Mayo Clinic, Rochester, MN, USA.
Orphanet J Rare Dis. 2013 Jan 16;8:12. doi: 10.1186/1750-1172-8-12.
Niemann-Pick disease type C (NP-C) is a rare neurovisceral disease characterized by progressive neurodegeneration and premature death. We report data recorded at enrolment in an ongoing international NP-C registry initiated in September 2009 to describe disease natural history, clinical course and treatment experience of NP-C patients in clinical practice settings.
The NPC Registry is a prospective observational cohort study. Participating sites are encouraged to evaluate all consecutive patients with a confirmed diagnosis of NP-C, regardless of their treatment status. All patients undergo clinical assessments and medical care as determined by their physicians. Data are collected through a secure internet-based data collection system.
As of 19th March, 2012, 163 patients have been enrolled in centres across 14 European countries, Australia, Brazil and Canada. The mean (SD) age at enrolment was 19.6 (13.0) years. In general there was a long lag time between the mean (SD) age at neurological onset (10.9 (9.8) years) and age at diagnosis (15.0 (12.2) years). Among all enrolled patients, 107 were diagnosed based on combined genetic testing and filipin staining. Sixteen (11%) out of 145 patients with available age-at-neurological-onset data had early-infantile neurological onset, 45 (31%) had late-infantile onset; 45 (31%) had juvenile onset and 39 (27%) had adolescent/adult onset. The frequencies of neonatal jaundice, hepatomegaly and/or splenomegaly during infancy were greatest among early-infantile patients, and decreased with increasing age at neurological onset. The most frequent neurological manifestations were: ataxia (70%), vertical supranuclear gaze palsy (VSGP; 70%), dysarthria (66%), cognitive impairment (62%), dysphagia (52%). There were no notable differences in composite NP-C disability scores between age-at-neurological-onset groups. Miglustat therapy at enrolment was recorded in 117/163 (72%) patients.

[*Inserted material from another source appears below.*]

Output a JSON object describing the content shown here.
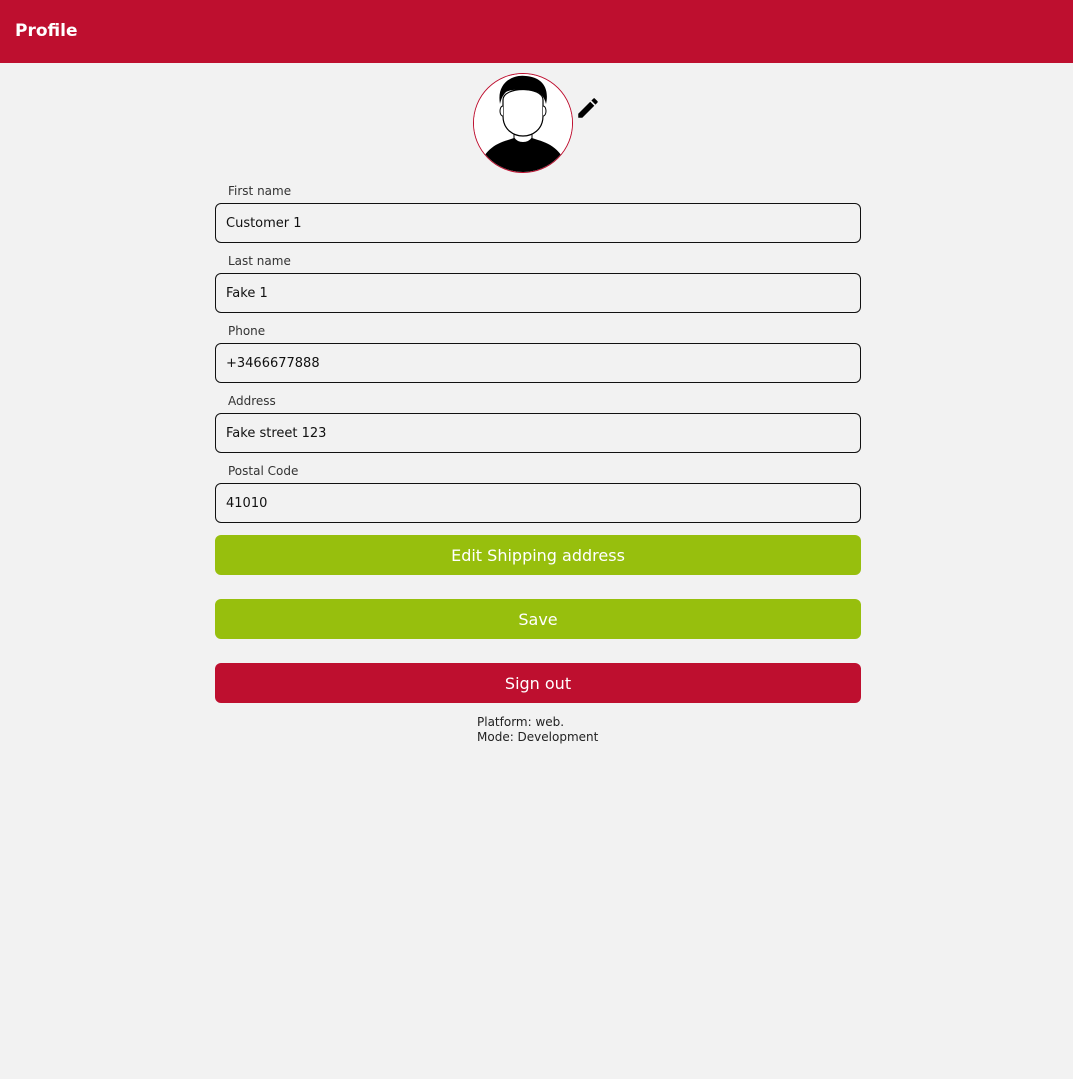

Approximately two-thirds of this NP-C cohort had infantile or juvenile onset of neurological manifestations, while the remaining third presented in adolescence or adulthood. While systemic symptoms were most common among patients with early-childhood onset disease, they were also common among patients with adolescent/adult onset. The profiles of neurological manifestations in this Registry were in line with previous publications.

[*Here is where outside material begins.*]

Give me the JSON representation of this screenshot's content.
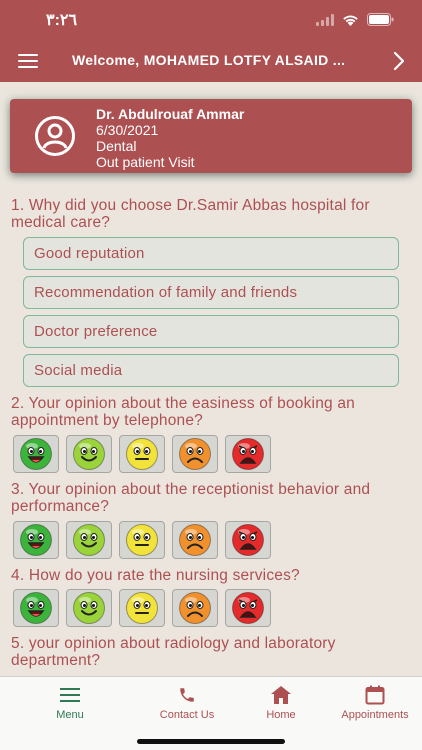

尼曼-匹克病 C 型(NP-C)是一种罕见的神经内脏疾病,其特征为进行性神经退行性变和过早死亡。我们报告了 2009 年 9 月启动的一项正在进行的 NP-C 国际登记处的数据,该登记处旨在描述 NP-C 患者在临床实践环境中的疾病自然史、临床过程和治疗经验。
NP-C 登记处是一项前瞻性观察队列研究。鼓励参与地点评估所有确诊为 NP-C 的连续患者,无论其治疗状况如何。所有患者都接受医生确定的临床评估和医疗护理。数据通过安全的基于互联网的数据收集系统收集。
截至 2012 年 3 月 19 日,已在 14 个欧洲国家、澳大利亚、巴西和加拿大的 163 个中心招募了患者。登记时的平均(标准差)年龄为 19.6(13.0)岁。一般来说,从神经发病的平均(标准差)年龄(10.9(9.8)岁)到诊断年龄(15.0(12.2)岁)之间存在较长的滞后时间。在所有登记的患者中,有 107 人根据联合基因检测和 filipin 染色诊断。在 145 名具有可用神经发病年龄数据的患者中,有 16 名(11%)为早发性婴儿期神经发病,45 名(31%)为晚发性婴儿期发病;45 名(31%)为少年发病,39 名(27%)为青少年/成年发病。在早发性婴儿期患者中,新生儿黄疸、肝脾肿大的频率最高,且随着神经发病年龄的增加而降低。最常见的神经系统表现为:共济失调(70%)、垂直核上性眼球运动麻痹(70%)、构音障碍(66%)、认知障碍(62%)、吞咽困难(52%)。在神经发病年龄组之间,NP-C 综合残疾评分没有显著差异。在 163 名患者中,有 117 名(72%)患者在登记时接受了米格列醇治疗。
大约三分之二的 NP-C 患者在婴儿期或少年期出现神经表现,其余三分之一在青少年期或成年期发病。虽然早发性疾病患者的全身症状最为常见,但在青少年/成年发病患者中也很常见。该登记处的神经系统表现特征与以往文献报道一致。